Syphon
Rookie
- Feb 22, 2012
- 1,449
- 84
- 0
- Banned
- #141
the problem is that they did not see the Bush policy as increasing supplies immediately. as the article points out they would not have seen any of the actual oil from the gulf for a period of 3-5 years. the spike in inventories cause speculators to dump. im not disagreeing with that. im am disagreeing with the point that the Bush policy was the only thing that caused oil prices to decrease.the article you posted does not actually refer to the Bush policy as a root cause of oil pricing dropping:Bush lifted the OCS ban & caused oil to plumit 5 weeks before the economy & the stock market peaked out. Investment banks control 80% of the oil. When oil prices fell these banks were forced to sell as profits evaporated. This huge loss was one of the triggers of the market crash 5 weeks later. They held the oil Enron style in tankers off shore.

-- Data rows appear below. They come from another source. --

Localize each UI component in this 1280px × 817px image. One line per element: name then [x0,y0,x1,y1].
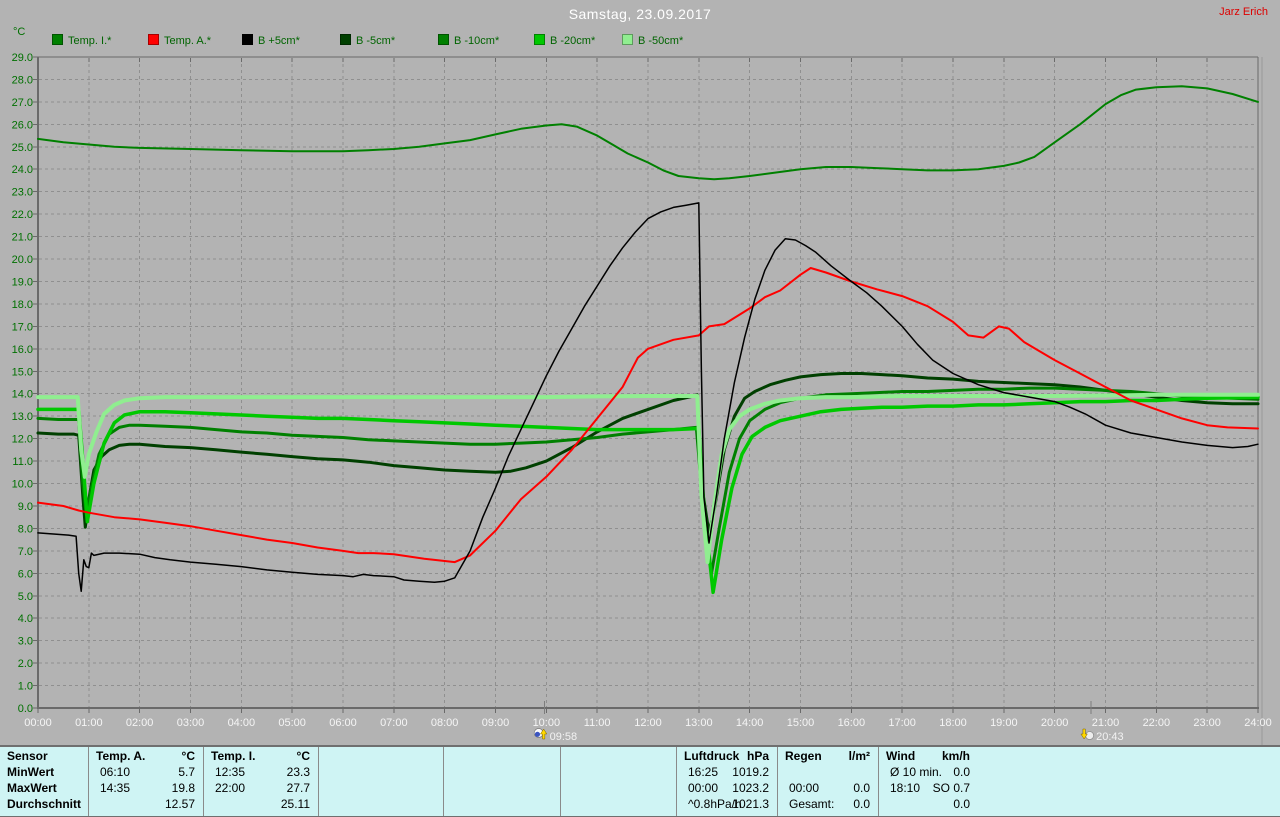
svg-text:15.0: 15.0 [12,366,33,378]
svg-text:04:00: 04:00 [228,717,256,729]
column-unit: hPa [746,749,769,763]
svg-text:9.0: 9.0 [18,501,33,513]
stat-value: 1023.2 [732,781,769,795]
stat-value: 25.11 [280,797,310,811]
svg-text:6.0: 6.0 [18,568,33,580]
stat-value: SO 0.7 [932,781,970,795]
svg-text:11:00: 11:00 [584,717,611,729]
svg-text:09:58: 09:58 [550,731,578,743]
svg-text:8.0: 8.0 [18,523,33,535]
moonrise-icon [533,728,548,740]
svg-text:17.0: 17.0 [12,321,33,333]
svg-text:09:00: 09:00 [482,717,510,729]
row-label-maxwert: MaxWert [7,781,57,795]
svg-text:29.0: 29.0 [12,52,33,64]
svg-text:14:00: 14:00 [736,717,764,729]
column-unit: km/h [941,749,970,763]
svg-text:13:00: 13:00 [685,717,713,729]
stat-value: 1021.3 [732,797,769,811]
column-unit: °C [181,749,195,763]
stats-table: Sensor MinWert MaxWert Durchschnitt Temp. A.… [0,745,1280,817]
svg-text:26.0: 26.0 [12,119,33,131]
column-unit: l/m² [848,749,870,763]
svg-text:28.0: 28.0 [12,74,33,86]
svg-text:11.0: 11.0 [12,456,33,468]
svg-text:21.0: 21.0 [12,232,33,244]
svg-text:06:00: 06:00 [329,717,357,729]
svg-text:12.0: 12.0 [12,434,33,446]
svg-text:07:00: 07:00 [380,717,408,729]
svg-text:12:00: 12:00 [634,717,662,729]
svg-text:00:00: 00:00 [24,717,52,729]
svg-text:10.0: 10.0 [12,479,33,491]
stat-value: 0.0 [953,797,970,811]
svg-text:10:00: 10:00 [533,717,561,729]
svg-text:22:00: 22:00 [1143,717,1171,729]
svg-text:13.0: 13.0 [12,411,33,423]
stat-value: 5.7 [178,765,195,779]
svg-text:16:00: 16:00 [838,717,866,729]
row-label-sensor: Sensor [7,749,48,763]
column-divider [318,747,319,816]
moonset-icon [1080,728,1094,740]
stat-value: 1019.2 [732,765,769,779]
svg-text:24.0: 24.0 [12,164,33,176]
stat-value: 23.3 [286,765,310,779]
y-axis-labels: 0.0 1.0 2.0 3.0 4.0 5.0 6.0 7.0 8.0 9.0 10.0 11.0 12… [12,52,33,715]
svg-text:7.0: 7.0 [18,546,33,558]
gridlines [39,58,1257,707]
svg-text:19.0: 19.0 [12,276,33,288]
svg-text:18.0: 18.0 [12,299,33,311]
temperature-chart: 0.0 1.0 2.0 3.0 4.0 5.0 6.0 7.0 8.0 9.0 10.0 11.0 12… [12,52,1272,745]
svg-text:01:00: 01:00 [75,717,103,729]
svg-text:23.0: 23.0 [12,187,33,199]
svg-text:0.0: 0.0 [18,703,33,715]
app-window: Samstag, 23.09.2017 Jarz Erich °C Temp. … [0,0,1280,817]
stat-value: 27.7 [286,781,310,795]
svg-text:17:00: 17:00 [888,717,916,729]
row-label-minwert: MinWert [7,765,55,779]
x-axis-labels: 00:00 01:00 02:00 03:00 04:00 05:00 06:00 07:00… [24,717,1272,729]
stat-value: 0.0 [953,765,970,779]
stat-value: 19.8 [171,781,195,795]
svg-text:16.0: 16.0 [12,344,33,356]
svg-text:22.0: 22.0 [12,209,33,221]
row-label-durchschnitt: Durchschnitt [7,797,82,811]
svg-text:3.0: 3.0 [18,636,33,648]
svg-text:2.0: 2.0 [18,658,33,670]
stat-value: 12.57 [164,797,195,811]
svg-text:21:00: 21:00 [1092,717,1120,729]
svg-text:20:43: 20:43 [1096,731,1124,743]
svg-text:02:00: 02:00 [126,717,154,729]
svg-text:25.0: 25.0 [12,142,33,154]
svg-text:27.0: 27.0 [12,97,33,109]
svg-text:14.0: 14.0 [12,389,33,401]
svg-text:23:00: 23:00 [1193,717,1221,729]
column-unit: °C [296,749,310,763]
column-divider [443,747,444,816]
stat-value: 0.0 [853,797,870,811]
column-divider [560,747,561,816]
svg-text:15:00: 15:00 [787,717,815,729]
svg-text:18:00: 18:00 [939,717,967,729]
svg-text:1.0: 1.0 [18,681,33,693]
svg-text:05:00: 05:00 [278,717,306,729]
svg-text:19:00: 19:00 [990,717,1018,729]
svg-text:03:00: 03:00 [177,717,205,729]
svg-text:5.0: 5.0 [18,591,33,603]
stat-value: 0.0 [853,781,870,795]
svg-text:4.0: 4.0 [18,613,33,625]
svg-text:24:00: 24:00 [1244,717,1272,729]
svg-text:20.0: 20.0 [12,254,33,266]
svg-text:08:00: 08:00 [431,717,459,729]
svg-text:20:00: 20:00 [1041,717,1069,729]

Traders Unload Oil in Gulf of Mexico as Storage Bets Fall
Stockpiles unexpectedly rose 7.31 million barrels, or 2.1 percent, to 360.8 million in the week ended July 23, confounding analysts who predicted inventories would fall 1.73 million barrels, or 0.5 percent, to their lowest level in four months. A surge in imports to Gulf states contributed to the glut, Energy Department figures showed July 28.
Imports into Gulf states averaged 7.212 million barrels per day the week ended July 23, the highest since the Energy Department began tracking data in 1990. Supplies in the region jumped 8.18 million barrels, or 4.6 percent, to 184.6 million.
so youre correct in that prices fell, but his was due to an unexpected rise in inventory and speculators dumping them to make a profit. still not sure exactly how Bush caused this.......
i get your argument, but the fact supporting your argument are weak at best.
It is not a weak arguement. It is the way the speculators on the futures markets operate. If they see more future supply comming on-line, they panic to dump their stockpiles while prices are high ahead of the new production that will force prices down. This causes a oil market crash.
Tanker Glut Signals 25% Drop on 26-Mile Line of Ships
A 26-mile-long line of idled oil tankers, enough to blockade the English Channel, may signal a 25 percent slump in freight rates next year.
The ships will unload 26 percent of the crude and oil products they are storing in six months, adding to vessel supply and pushing rates for supertankers down to an average of $30,000 a day next year, compared with $40,212 now, according to the median estimate in a Bloomberg News survey of 15 analysts, traders and shipbrokers. Thats below what Frontline Ltd., the biggest operator of the ships, says it needs to break even.
Traders booked a record number of ships for storage this year, seeking to profit from longer-dated energy futures trading at a premium to contracts for immediate delivery, according to SSY Consultancy & Research Ltd., a unit of the worlds second- largest shipbroker.